Several new AST nodes were added that represent new UPC constructs. Designing an extension to the CDT DOM AST is something that should be done carefully. Most of the AST additions were straight forward, for example a upc_forall statement is represtned by UPCASTForallStatement which extends CASTForStatement and adds a spot for the forth expression that is allowed by UPC. Declarations were a bit more involved because the DOM AST provides four types of declaration specifier node. Each one of these had to be extended to add support for the new type qualifiers “shared”, “relaxed” and “strict”.

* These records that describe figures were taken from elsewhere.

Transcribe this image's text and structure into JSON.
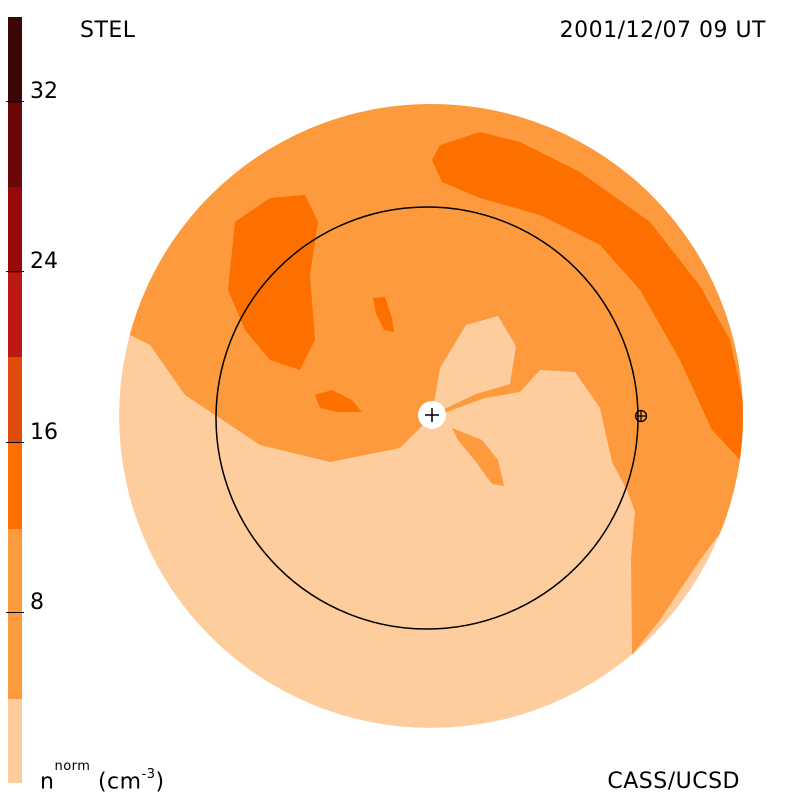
{
  "header": {
    "instrument": "STEL",
    "datetime": "2001/12/07 09 UT"
  },
  "footer": {
    "credit": "CASS/UCSD",
    "quantity": "n",
    "quantity_sup": "norm",
    "unit_prefix": "(cm",
    "unit_exp": "-3",
    "unit_suffix": ")"
  },
  "colorbar": {
    "tick_labels": [
      "32",
      "24",
      "16",
      "8"
    ],
    "tick_values": [
      32,
      24,
      16,
      8
    ],
    "range": [
      0,
      36
    ],
    "colors": [
      "#fdcd9e",
      "#fd9a3d",
      "#fd7000",
      "#e04b0c",
      "#be1812",
      "#980a0a",
      "#6c0707",
      "#3b0606",
      "#1c0404"
    ]
  },
  "map": {
    "outer_color": "#fdcd9e",
    "mid_color": "#fd9a3d",
    "high_color": "#fd7000",
    "orbit_color": "#000000",
    "sun_marker": "plus-icon",
    "earth_marker": "earth-icon"
  }
}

#### Extend the node factory

The AST building semantic actions will need a way to create instances of the new AST nodes. This is done by creating a class UPCASTNodeFactory that extends C99ASTNodeFactory. New methods for creating the new types of nodes are added, also the methods that create declaration specifier nodes were overridden to return the UPC specific versions of those nodes.

#### Build the AST

The class UPCParserAction contains the new semantic actions that build the UPC specific parts of the AST. These actions are called from the grammar file and are associated with the new grammar rules. By simply manipulating the AST stack the new language extensions can be handled quite easily. The method createNodeFactory() is overridden to return an instance of UPCASTNodeFactory.

#### Create an ILanguage

A base implementation of ILanguage is provided by the class BaseExtensibleLanguage. It is sufficient to extend this class and implement its three abstract methods.

• getParser()
• return the UPC parser
• getKeywordMap()
• return the UPC keyword map
• getPreprocessorExtensionConfiguration()
• a preprocessor extension configuration contains any extra macros that may be define by the language definition. UPC does not add any macros and so this returns an empty configuration.

## Content Assist Support

Content assist support is built into the base C99 parser. The algorithm for producing a completion node is essentially the same as for the DOM parsers, which is described in CDT/designs/Overview of Parsing.

The completion token is actually generated by the preprocessor because it is responsible for computing offsets and therefore it is aware when the cursor offset has been reached. The preprocessor will then begin returning end-of-completion tokens after it returns the completion token.

There are 5 simple grammar rules in the C99Parser.g grammar file for dealing with the completion and end-of-completion tokens:

ident ::= 'identifier' | 'Completion'

']' ::=? 'RightBracket' | 'EndOfCompletion'
')' ::=? 'RightParen'   | 'EndOfCompletion'
'}' ::=? 'RightBrace'   | 'EndOfCompletion'
';' ::=? 'SemiColon'    | 'EndOfCompletion'


The first rule says that a Completion token can occur anywhere an identifier token can occur. The next 4 rules allow the parse to complete successfully after a Completion token has been encountered.

Of course these rules lead to a huge amount of ambiguities reported by LPG. These rules are given precedence over all other rules so that the end-of-completion token will always match.

This solution is completely general and automatically applies to anyplace in the grammar where the ident rule is used. This means that as long as an extending grammar uses the ident non-terminal in places where identifiers are expected then content assist will automatically work.

The semantic action for consuming an identifier will check if the token is actually a completion token, and if it is a completion node is generated.